We tried the ticket lottery, but didn't win. Although I consider myself to be pretty freakin' fortunate, I never win lotteries/contests (with an exception of a colouring contest at Lakeland Plant World when I was 12, which I probably won for my age group because other 12-year-olds were too darn cool to enter colouring contests).
So instead, we went to the box office and bought "partial view" box seats. All this means is that due to the fact that your seats are in the boxes to the right and left of the stage, you don't see the first foot or two of the side of the stage you're aligned with. It really didn't make a difference - we could see the actors just fine.
To get these partial view seats, or try your luck on the lottery, you have to show up to the Eugene O'Neill Theatre in person - it can't be done over the phone or online. The moral of this story is that simply because the show says it's sold out online and your only option is to pay the princely sum of $300 - just wait until you get there and see what your options are.
Here's one last tip:
As I mentioned, I'm a procrastinator. Don't be like me.
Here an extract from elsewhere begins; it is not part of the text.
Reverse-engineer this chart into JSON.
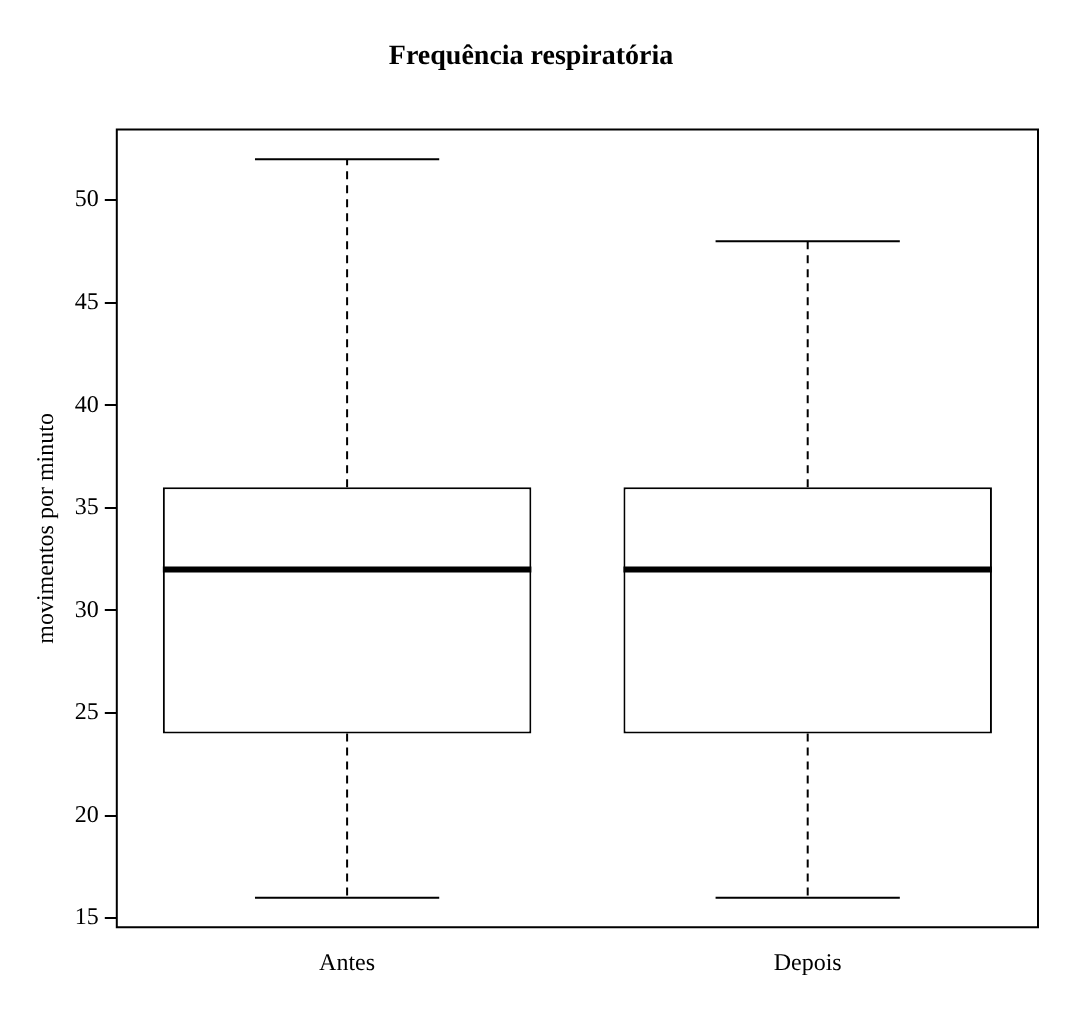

Plan a few months ahead if you want tickets to a play and don't want to make extra trips to the theatre once you're there. We made two trips to the Eugene O'Neill Theatre before we actually showed up on our third trip to see the play. Manhattan is BIG, so this can take up a lot of your precious time. Our first trip to the theatre was to try the lottery and the second time was two days later when we sucked it up and bought partial-view tickets the morning of the show. However, if you win the lottery, tickets are only $30, so if you have the time to spare it's worth a shot to save a few bucks. If you win the lottery, you can bring one person with you - perfect for couples.
Same goes for a live taping of a TV show. A week before our trip I looked into Jimmy Fallon tickets and learned that most tickets are snapped up 4-6 weeks before the taping. Instead, we showed up at 30 Rockefeller Plaza to get standby tickets at 9 a.m. one morning. When we arrived with our coffee, we were 32nd and 33rd in line; and hence, given standby tickets with these numbers on them. This doesn't guarantee admission; it means you saunter back to 30 Rock at 3 p.m. to see if you're in luck or not - based on how many no shows there are. At this point, you get in an orderly line based on your number and they tally up how many standby's are getting in. When the NBC page (sadly it's not Kenneth) announces that everyone from 1-19 is getting in, everyone with numbers 20 and up walks away dejectedly. This was us. Don't let this happen to you. If you don't get advance tickets, show up at the standby line with your latte at 8 a.m. instead of 9 a.m. Yep, standing around sounds boring, but you may end up seeing a celeb or two. And the odds will be ever in your favour of seeing Jimmy Fallon...or Seth Meyers depending on when you visit.
But let's end on an optimistic note, shall we? New York is a big, exciting and sometimes overwhelming metropolis with its endless opportunities. Remember to stop and smell the flowers, like our friend Biff did in Central Park.